The answer is because dynamical systems provide a way to study, and model, real world problems. The course introduction lists four aspects that will be covered:
- Dynamical systems undergo bifurcations, where a small change in a system parameter such as the temperature or the harvest rate in a fishery leads to a large and qualitative change in the system's behavior.
- Deterministic dynamical systems can behave randomly. This property, known as sensitive dependence or the butterfly effect, places strong limits on our ability to predict some phenomena.
- Disordered behavior can be stable. Non-periodic systems with the butterfly effect can have stable average properties. So the average or statistical properties of a system can be predictable, even if its details are not.
- Complex behavior can arise from simple rules. Simple dynamical systems do not necessarily lead to simple results. In particular, we will see that simple rules can produce patterns and structures of surprising complexity.

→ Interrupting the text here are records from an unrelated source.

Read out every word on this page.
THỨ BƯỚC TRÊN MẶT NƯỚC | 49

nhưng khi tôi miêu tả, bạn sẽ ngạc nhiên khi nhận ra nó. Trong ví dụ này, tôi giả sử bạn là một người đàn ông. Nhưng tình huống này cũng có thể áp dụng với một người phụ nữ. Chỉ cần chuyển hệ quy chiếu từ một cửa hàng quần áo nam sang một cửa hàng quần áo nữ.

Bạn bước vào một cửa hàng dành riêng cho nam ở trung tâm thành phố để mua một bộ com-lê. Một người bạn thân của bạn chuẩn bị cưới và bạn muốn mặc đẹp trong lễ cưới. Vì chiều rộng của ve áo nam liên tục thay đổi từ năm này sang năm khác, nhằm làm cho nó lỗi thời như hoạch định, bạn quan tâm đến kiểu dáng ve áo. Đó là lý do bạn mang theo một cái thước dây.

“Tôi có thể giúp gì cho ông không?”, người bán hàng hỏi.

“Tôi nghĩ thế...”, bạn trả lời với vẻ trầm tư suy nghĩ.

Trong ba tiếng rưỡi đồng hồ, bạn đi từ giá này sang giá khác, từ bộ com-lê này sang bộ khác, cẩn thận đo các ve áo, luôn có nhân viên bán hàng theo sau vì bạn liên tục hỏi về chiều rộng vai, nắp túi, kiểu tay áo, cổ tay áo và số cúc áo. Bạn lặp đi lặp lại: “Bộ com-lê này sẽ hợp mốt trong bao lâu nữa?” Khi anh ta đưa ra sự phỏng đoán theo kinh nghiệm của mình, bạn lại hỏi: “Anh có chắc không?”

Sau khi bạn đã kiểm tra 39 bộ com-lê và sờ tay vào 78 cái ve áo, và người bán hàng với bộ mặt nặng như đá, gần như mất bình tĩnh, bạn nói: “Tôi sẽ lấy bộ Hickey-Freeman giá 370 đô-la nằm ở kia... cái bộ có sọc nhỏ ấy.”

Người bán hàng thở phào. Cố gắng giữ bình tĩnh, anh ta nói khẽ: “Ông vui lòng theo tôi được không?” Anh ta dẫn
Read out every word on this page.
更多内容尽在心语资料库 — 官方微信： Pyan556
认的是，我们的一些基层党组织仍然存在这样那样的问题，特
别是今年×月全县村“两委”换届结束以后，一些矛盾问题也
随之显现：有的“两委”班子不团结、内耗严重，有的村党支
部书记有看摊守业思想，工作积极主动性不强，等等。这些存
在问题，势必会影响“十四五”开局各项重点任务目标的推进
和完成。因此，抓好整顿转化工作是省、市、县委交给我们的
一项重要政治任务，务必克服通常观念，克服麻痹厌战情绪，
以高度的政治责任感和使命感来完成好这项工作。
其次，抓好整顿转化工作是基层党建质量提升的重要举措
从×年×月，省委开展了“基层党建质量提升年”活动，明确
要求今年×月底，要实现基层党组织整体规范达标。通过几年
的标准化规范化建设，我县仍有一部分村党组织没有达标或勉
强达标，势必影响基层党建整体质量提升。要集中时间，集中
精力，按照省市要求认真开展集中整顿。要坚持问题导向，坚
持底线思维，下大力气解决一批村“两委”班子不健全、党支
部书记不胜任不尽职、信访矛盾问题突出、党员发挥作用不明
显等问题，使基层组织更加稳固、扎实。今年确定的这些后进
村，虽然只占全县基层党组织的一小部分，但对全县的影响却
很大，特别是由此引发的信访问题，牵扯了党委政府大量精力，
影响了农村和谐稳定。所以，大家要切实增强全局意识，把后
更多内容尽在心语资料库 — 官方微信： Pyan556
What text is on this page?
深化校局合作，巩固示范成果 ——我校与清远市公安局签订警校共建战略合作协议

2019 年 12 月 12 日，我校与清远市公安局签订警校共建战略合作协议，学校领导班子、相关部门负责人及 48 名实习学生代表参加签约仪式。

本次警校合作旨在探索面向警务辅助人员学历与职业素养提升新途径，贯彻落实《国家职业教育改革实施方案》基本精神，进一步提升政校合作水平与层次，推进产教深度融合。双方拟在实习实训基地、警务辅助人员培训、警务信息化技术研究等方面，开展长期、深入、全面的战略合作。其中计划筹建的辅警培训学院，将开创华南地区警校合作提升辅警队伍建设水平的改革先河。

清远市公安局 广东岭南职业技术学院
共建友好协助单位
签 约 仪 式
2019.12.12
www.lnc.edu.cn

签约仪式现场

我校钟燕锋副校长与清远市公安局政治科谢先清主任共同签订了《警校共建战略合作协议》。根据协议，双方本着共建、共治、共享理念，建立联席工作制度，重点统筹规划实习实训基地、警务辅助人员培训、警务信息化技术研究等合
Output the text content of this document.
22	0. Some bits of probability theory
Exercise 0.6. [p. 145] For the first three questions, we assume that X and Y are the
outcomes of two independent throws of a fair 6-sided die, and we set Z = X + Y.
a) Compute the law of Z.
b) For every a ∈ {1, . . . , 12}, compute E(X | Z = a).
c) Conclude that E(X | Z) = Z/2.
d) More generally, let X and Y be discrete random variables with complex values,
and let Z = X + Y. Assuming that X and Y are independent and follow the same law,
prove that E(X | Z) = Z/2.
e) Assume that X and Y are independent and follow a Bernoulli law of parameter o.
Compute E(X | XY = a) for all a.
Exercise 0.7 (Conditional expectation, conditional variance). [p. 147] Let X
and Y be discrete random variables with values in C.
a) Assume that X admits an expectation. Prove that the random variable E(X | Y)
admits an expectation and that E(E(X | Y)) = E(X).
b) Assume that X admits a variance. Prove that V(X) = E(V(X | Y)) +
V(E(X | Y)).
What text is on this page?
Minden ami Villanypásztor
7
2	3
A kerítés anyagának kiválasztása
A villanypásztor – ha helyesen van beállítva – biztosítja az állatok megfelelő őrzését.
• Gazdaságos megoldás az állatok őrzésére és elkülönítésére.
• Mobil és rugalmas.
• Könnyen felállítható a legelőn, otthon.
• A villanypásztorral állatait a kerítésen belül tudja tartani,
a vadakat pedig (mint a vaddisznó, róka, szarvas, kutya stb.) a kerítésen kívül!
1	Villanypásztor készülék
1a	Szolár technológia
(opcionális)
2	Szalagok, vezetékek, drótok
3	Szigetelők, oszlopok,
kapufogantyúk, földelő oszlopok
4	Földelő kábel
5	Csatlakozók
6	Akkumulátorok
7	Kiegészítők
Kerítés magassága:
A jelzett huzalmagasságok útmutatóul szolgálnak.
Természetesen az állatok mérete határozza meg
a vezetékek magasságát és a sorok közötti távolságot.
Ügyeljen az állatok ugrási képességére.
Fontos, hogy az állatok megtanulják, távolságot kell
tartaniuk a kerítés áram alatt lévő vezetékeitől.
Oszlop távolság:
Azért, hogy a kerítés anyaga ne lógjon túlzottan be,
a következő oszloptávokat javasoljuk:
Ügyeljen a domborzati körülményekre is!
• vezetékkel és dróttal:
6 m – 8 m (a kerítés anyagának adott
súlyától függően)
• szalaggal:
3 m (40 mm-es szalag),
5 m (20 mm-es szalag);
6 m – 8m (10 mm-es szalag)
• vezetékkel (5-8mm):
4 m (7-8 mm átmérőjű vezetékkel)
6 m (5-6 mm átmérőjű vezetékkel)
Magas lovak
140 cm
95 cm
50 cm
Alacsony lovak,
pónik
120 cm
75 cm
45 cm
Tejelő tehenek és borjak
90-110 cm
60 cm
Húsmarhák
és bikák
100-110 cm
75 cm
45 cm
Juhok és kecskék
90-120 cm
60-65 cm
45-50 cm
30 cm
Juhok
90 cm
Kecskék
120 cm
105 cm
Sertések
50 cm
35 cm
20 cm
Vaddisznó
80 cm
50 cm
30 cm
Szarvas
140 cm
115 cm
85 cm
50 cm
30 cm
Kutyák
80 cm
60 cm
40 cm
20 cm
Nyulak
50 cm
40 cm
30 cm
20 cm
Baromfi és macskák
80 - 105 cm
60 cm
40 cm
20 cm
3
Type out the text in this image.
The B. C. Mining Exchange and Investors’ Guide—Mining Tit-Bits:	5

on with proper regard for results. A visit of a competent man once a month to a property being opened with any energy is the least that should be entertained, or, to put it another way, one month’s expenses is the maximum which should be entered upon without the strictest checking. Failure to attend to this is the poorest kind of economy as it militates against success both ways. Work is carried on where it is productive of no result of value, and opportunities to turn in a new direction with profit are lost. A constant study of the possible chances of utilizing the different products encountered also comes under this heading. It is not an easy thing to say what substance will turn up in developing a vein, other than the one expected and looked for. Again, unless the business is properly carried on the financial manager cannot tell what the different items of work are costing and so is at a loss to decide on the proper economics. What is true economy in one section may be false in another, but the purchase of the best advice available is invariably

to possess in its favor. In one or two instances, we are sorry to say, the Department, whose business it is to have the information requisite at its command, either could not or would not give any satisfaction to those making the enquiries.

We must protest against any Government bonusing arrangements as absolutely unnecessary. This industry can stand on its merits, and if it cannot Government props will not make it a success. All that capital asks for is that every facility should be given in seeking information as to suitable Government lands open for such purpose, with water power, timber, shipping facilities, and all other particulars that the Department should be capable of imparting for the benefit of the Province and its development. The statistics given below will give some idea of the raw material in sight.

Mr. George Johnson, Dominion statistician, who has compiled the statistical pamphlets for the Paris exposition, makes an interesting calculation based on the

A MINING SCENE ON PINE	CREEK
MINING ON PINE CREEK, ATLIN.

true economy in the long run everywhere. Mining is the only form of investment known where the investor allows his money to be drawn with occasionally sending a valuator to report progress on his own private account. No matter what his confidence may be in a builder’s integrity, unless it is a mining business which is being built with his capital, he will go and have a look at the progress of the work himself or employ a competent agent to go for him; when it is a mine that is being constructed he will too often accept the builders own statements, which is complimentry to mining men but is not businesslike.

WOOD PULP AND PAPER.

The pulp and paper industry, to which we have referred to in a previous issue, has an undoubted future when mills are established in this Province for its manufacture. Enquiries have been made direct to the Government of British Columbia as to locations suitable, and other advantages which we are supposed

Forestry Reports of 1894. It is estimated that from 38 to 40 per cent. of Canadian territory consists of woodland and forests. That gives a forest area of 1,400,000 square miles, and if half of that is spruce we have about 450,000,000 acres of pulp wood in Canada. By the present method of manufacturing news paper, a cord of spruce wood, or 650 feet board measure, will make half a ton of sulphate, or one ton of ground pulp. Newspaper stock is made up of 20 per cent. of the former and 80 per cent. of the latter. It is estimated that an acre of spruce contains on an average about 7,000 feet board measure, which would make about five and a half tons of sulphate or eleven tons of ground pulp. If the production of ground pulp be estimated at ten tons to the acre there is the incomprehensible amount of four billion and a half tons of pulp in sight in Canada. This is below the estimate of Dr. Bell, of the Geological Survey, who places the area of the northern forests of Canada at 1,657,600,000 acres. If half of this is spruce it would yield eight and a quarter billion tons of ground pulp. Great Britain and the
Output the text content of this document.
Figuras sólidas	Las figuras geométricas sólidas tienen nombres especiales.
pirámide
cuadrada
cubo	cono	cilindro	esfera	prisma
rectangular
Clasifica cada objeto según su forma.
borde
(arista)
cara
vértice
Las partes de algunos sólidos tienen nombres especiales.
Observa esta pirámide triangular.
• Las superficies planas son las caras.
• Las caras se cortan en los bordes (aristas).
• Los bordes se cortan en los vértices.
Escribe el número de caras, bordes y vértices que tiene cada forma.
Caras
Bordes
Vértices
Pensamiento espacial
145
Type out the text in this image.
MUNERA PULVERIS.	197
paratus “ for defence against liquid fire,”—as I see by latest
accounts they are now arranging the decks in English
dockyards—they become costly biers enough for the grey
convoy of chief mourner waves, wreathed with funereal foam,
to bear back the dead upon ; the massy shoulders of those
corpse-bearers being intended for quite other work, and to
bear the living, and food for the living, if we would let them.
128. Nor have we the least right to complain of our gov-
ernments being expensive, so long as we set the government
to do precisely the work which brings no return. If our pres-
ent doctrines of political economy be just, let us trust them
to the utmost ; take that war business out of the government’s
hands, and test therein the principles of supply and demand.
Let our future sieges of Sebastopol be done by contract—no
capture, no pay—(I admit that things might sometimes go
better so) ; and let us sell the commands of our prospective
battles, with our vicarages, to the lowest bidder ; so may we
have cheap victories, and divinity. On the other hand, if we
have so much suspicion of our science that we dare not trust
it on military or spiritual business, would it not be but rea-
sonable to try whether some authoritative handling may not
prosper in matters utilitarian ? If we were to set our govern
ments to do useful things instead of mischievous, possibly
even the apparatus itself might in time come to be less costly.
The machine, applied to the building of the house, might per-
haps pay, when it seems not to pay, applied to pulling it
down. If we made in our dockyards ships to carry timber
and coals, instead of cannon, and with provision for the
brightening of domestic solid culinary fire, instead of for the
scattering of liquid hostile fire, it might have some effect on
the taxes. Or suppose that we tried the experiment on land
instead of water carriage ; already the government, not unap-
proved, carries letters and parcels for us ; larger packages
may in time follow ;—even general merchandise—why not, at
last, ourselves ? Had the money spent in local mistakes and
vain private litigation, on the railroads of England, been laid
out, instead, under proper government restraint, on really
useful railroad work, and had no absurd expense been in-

The inaugural course from the Complexity Explorer, which is currently finishing its second presentation with a third scheduled for Spring 2013, provides a fascinating insight into complex systems but also gives Dave Feldman a hard act to follow.
However his topics - phase space, bifurcations, chaos, the butterfly effect, strange attractors, and pattern formation - sounds equally fascinating and Introduction to Dynamical Systems and Chaos has already attracted over three and a half thousand students so we can expect interesting forum discussions. To make it even more interesting two of the I Programmer team are also taking the course - see you there.